In 1953, Hogan reached the pinnacle of his golfing career when he won the U.S. Open, his second Masters tournament, and his first British Open, thus sweeping three of professional golf's four major events (he did not enter the PGA tournament that year). The British Open win in Carnoustie, Scotland, especially contributed to the Hogan myth. Already known as "Bantam Ben," he was nicknamed "The Wee Ice Mon" by Scottish fans who were simultaneously paying tribute to his determined concentration and his triumph over physical adversity. (Hogan was, in fact, of average height). In July of that year, he was treated to a ticker tape parade down Broadway in New York City.

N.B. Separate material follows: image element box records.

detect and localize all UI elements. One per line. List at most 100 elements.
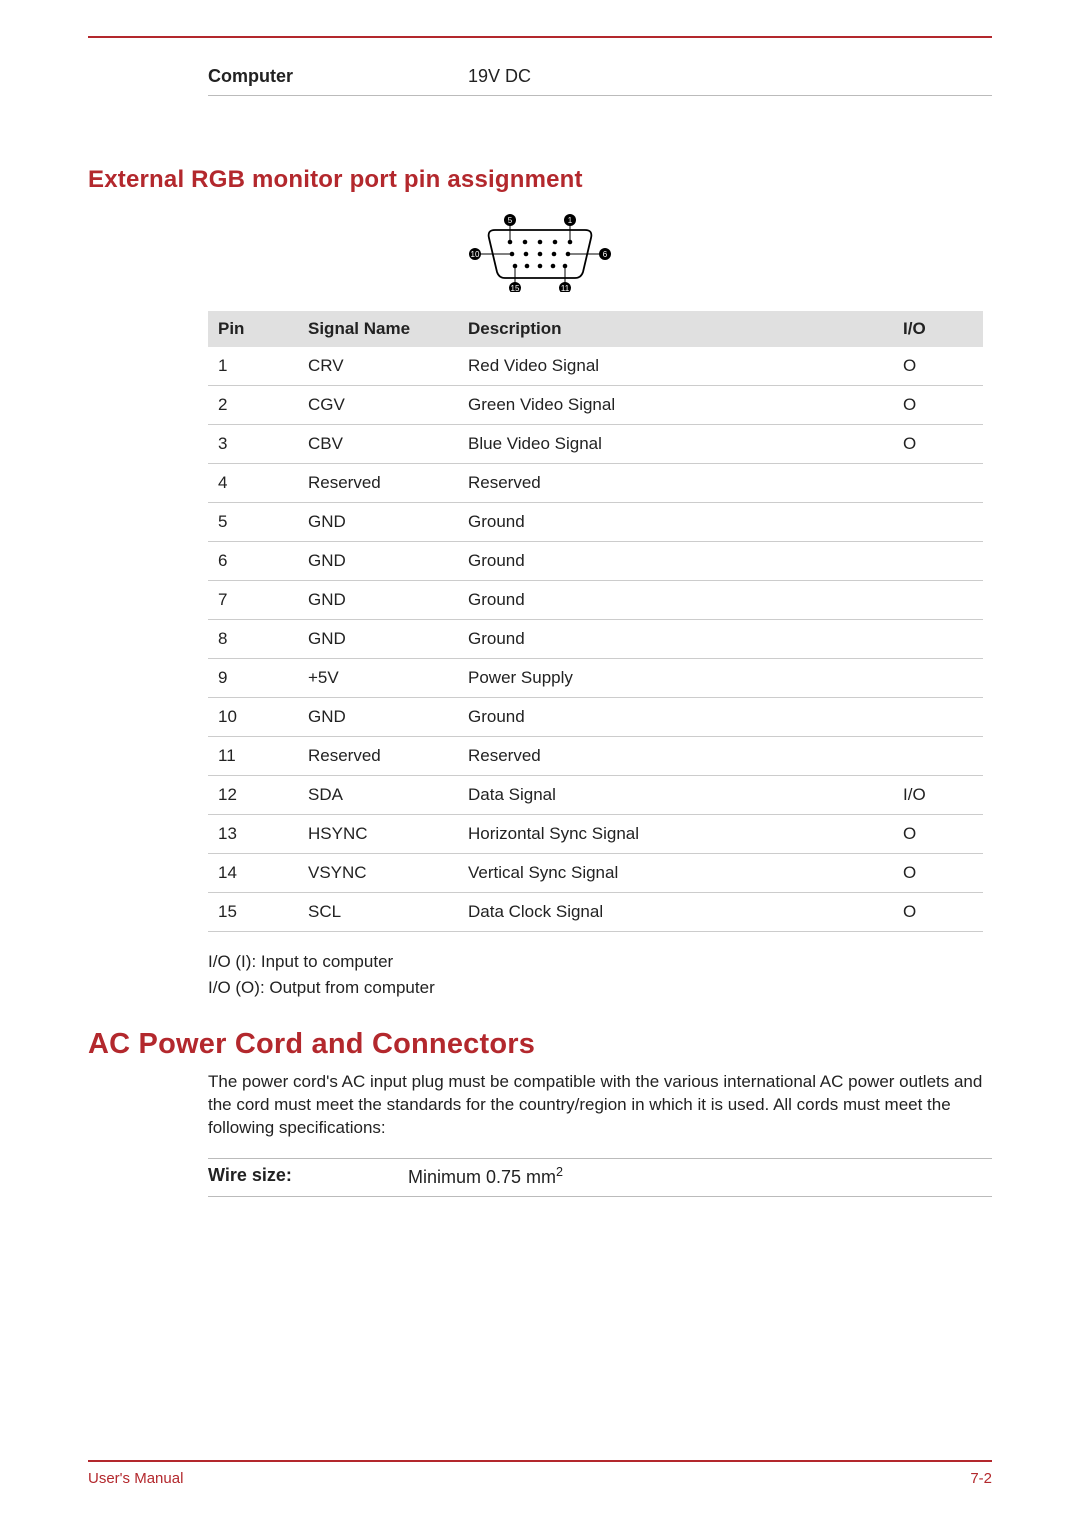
- table-cell: [893, 581, 983, 620]
- table-cell: SCL: [298, 893, 458, 932]
- svg-text:5: 5: [508, 216, 513, 225]
- table-row: 4ReservedReserved: [208, 464, 983, 503]
- table-row: 7GNDGround: [208, 581, 983, 620]
- table-cell: [893, 542, 983, 581]
- table-cell: Data Clock Signal: [458, 893, 893, 932]
- table-cell: 5: [208, 503, 298, 542]
- table-cell: Ground: [458, 542, 893, 581]
- table-cell: GND: [298, 542, 458, 581]
- table-cell: Vertical Sync Signal: [458, 854, 893, 893]
- table-cell: 11: [208, 737, 298, 776]
- table-row: 5GNDGround: [208, 503, 983, 542]
- table-cell: CBV: [298, 425, 458, 464]
- table-cell: 9: [208, 659, 298, 698]
- table-cell: 3: [208, 425, 298, 464]
- table-row: 15SCLData Clock SignalO: [208, 893, 983, 932]
- table-row: 11ReservedReserved: [208, 737, 983, 776]
- page-footer: User's Manual 7-2: [88, 1460, 992, 1487]
- table-row: 10GNDGround: [208, 698, 983, 737]
- table-cell: Ground: [458, 581, 893, 620]
- table-cell: O: [893, 386, 983, 425]
- wire-size-value: Minimum 0.75 mm2: [408, 1165, 992, 1188]
- io-notes: I/O (I): Input to computer I/O (O): Outp…: [208, 952, 992, 998]
- svg-text:10: 10: [471, 250, 480, 259]
- table-cell: 2: [208, 386, 298, 425]
- footer-left: User's Manual: [88, 1470, 183, 1487]
- table-cell: Ground: [458, 620, 893, 659]
- table-row: 6GNDGround: [208, 542, 983, 581]
- th-signal: Signal Name: [298, 311, 458, 347]
- table-cell: CRV: [298, 347, 458, 386]
- computer-spec-row: Computer 19V DC: [208, 60, 992, 96]
- rgb-section-title: External RGB monitor port pin assignment: [88, 166, 992, 194]
- table-cell: Ground: [458, 503, 893, 542]
- wire-size-label: Wire size:: [208, 1165, 408, 1188]
- wire-size-row: Wire size: Minimum 0.75 mm2: [208, 1158, 992, 1197]
- th-pin: Pin: [208, 311, 298, 347]
- svg-text:15: 15: [511, 284, 520, 292]
- table-cell: Power Supply: [458, 659, 893, 698]
- note-input: I/O (I): Input to computer: [208, 952, 992, 972]
- table-cell: Data Signal: [458, 776, 893, 815]
- table-cell: 14: [208, 854, 298, 893]
- table-cell: Red Video Signal: [458, 347, 893, 386]
- table-row: 3CBVBlue Video SignalO: [208, 425, 983, 464]
- table-cell: 15: [208, 893, 298, 932]
- table-cell: O: [893, 854, 983, 893]
- table-cell: Reserved: [458, 464, 893, 503]
- th-description: Description: [458, 311, 893, 347]
- table-row: 14VSYNCVertical Sync SignalO: [208, 854, 983, 893]
- table-cell: 7: [208, 581, 298, 620]
- table-cell: 8: [208, 620, 298, 659]
- pin-assignment-table: Pin Signal Name Description I/O 1CRVRed …: [208, 311, 983, 932]
- table-cell: [893, 737, 983, 776]
- table-cell: Reserved: [298, 737, 458, 776]
- table-cell: [893, 698, 983, 737]
- table-cell: [893, 503, 983, 542]
- th-io: I/O: [893, 311, 983, 347]
- table-cell: GND: [298, 620, 458, 659]
- table-cell: 12: [208, 776, 298, 815]
- table-row: 9+5VPower Supply: [208, 659, 983, 698]
- table-cell: O: [893, 425, 983, 464]
- table-cell: HSYNC: [298, 815, 458, 854]
- table-cell: 1: [208, 347, 298, 386]
- table-row: 1CRVRed Video SignalO: [208, 347, 983, 386]
- note-output: I/O (O): Output from computer: [208, 978, 992, 998]
- svg-text:11: 11: [561, 284, 570, 292]
- table-cell: [893, 659, 983, 698]
- top-rule: [88, 36, 992, 38]
- table-cell: VSYNC: [298, 854, 458, 893]
- table-cell: +5V: [298, 659, 458, 698]
- table-header-row: Pin Signal Name Description I/O: [208, 311, 983, 347]
- table-cell: Reserved: [458, 737, 893, 776]
- table-cell: 6: [208, 542, 298, 581]
- vga-connector-diagram: 1 5 6 10 11 15: [88, 212, 992, 297]
- table-cell: GND: [298, 503, 458, 542]
- table-cell: Ground: [458, 698, 893, 737]
- table-cell: Blue Video Signal: [458, 425, 893, 464]
- table-cell: CGV: [298, 386, 458, 425]
- svg-text:6: 6: [603, 250, 608, 259]
- table-cell: Reserved: [298, 464, 458, 503]
- table-cell: SDA: [298, 776, 458, 815]
- table-cell: I/O: [893, 776, 983, 815]
- table-cell: [893, 464, 983, 503]
- svg-text:1: 1: [568, 216, 573, 225]
- table-cell: [893, 620, 983, 659]
- table-row: 2CGVGreen Video SignalO: [208, 386, 983, 425]
- table-cell: O: [893, 893, 983, 932]
- table-cell: GND: [298, 698, 458, 737]
- ac-section-paragraph: The power cord's AC input plug must be c…: [208, 1071, 992, 1140]
- table-cell: Green Video Signal: [458, 386, 893, 425]
- table-row: 12SDAData SignalI/O: [208, 776, 983, 815]
- table-cell: 4: [208, 464, 298, 503]
- footer-right: 7-2: [970, 1470, 992, 1487]
- table-cell: O: [893, 815, 983, 854]
- computer-spec-label: Computer: [208, 66, 468, 87]
- table-cell: GND: [298, 581, 458, 620]
- ac-section-title: AC Power Cord and Connectors: [88, 1028, 992, 1061]
- table-cell: Horizontal Sync Signal: [458, 815, 893, 854]
- table-cell: O: [893, 347, 983, 386]
- table-row: 13HSYNCHorizontal Sync SignalO: [208, 815, 983, 854]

Hogan wrote a popular five-part series on the basic elements of the correct golf swing for Sports Illustrated beginning March 11, 1957. After retiring from competitive golf in 1971, Hogan fittingly devoted his time to manufacturing and selling golf clubs until his death on July 25, 1997.

—James R. Giles

Further Reading:

Campbell, Malcolm, and J. M. Fox. The Random House International Encyclopedia of Golf. New York, Random House, 1991.

Davis, Martin, et. al. The Hogan Mystique: Classic Photographs of the Great Ben Hogan by Jules Alexander. New York, Broadway Books, 1994.

Diaz, Jaime. "One of a Kind." Sports Illustrated. August 4, 1997, G6-G10.

Matuz, Roger. Inside Sports Magazine Golf: Your Ultimate Tour Guide. Detroit, Visible Ink, 1997.

Nelson, Byron. "The Mystique Lives On." Sports Illustrated. Au-gust 4, 1997, 26-29.

Sampson, Curt. Hogan. New York, Broadway Books, 1996.